The Ministry of Electronics and IT has reworked one of its flagship incentive schemes for electronics manufacturing and is taking the draft to the Cabinet for a fresh approval.
Approvals under M-SIPS (Modified Special Incentive Package Scheme) have been pending for over six months after the finance ministry expressed certain reservations.
The scheme is key to the Make in India programme and provides a host of incentives including a 2025 per cent subsidy on capital expenditure for companies that set up manufacturing units of electronics equipment or components locally.

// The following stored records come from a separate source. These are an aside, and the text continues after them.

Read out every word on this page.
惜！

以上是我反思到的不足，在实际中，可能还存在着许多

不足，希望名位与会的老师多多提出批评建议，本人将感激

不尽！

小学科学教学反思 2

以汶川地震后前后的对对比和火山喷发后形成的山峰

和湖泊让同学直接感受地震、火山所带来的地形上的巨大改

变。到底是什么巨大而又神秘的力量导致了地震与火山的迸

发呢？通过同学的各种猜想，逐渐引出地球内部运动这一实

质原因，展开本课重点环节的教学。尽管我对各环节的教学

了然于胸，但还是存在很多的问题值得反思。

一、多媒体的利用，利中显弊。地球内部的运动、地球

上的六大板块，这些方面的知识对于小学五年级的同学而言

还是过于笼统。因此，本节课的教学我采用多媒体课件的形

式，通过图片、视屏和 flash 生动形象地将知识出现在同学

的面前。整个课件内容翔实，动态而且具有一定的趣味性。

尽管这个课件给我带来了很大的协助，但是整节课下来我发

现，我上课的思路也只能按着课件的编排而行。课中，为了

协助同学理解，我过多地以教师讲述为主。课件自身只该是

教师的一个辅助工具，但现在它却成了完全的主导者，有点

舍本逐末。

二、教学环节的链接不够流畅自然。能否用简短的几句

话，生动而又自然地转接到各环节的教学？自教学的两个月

A Cabinet note has been circulated for discussion and is likely to be tabled in the coming weeks. The finance ministry had raised concerns over the lack of clarity in the quantum of subsidy outgo under the open-ended M-SIPS framework, which is valid till 2020. The hiatus has upset an industry that had begun looking at India as a manufacturing hub.
So far, proposals worth Rs 18,000 crore have been approved under the programme with an estimated subsidy of around Rs 4,000 crore to be paid over the next 10 years. The policy is seen as key to achieving PM Modi’s goal of having net zero balance of electronics, and imports & exports.
The policy was launched in July 2012 for a three-year period and was recently revised to include white goods manufacturers and was extended till 2020.
The government is thinking of prioritising the scheme — it has received investment proposals up wards Rs 1 lakh crore — on segments of electronics manufacturing that truly deserve the subsidy. The finance ministry’s idea behind the reservations was to make sure the processes are robust enough to stand scrutiny even after a few years.
Since inception, firms such as Bosch Electronics, Samsung Electronics and Tejas Networks have sought the subsidy for their manufacturing facilities under this scheme.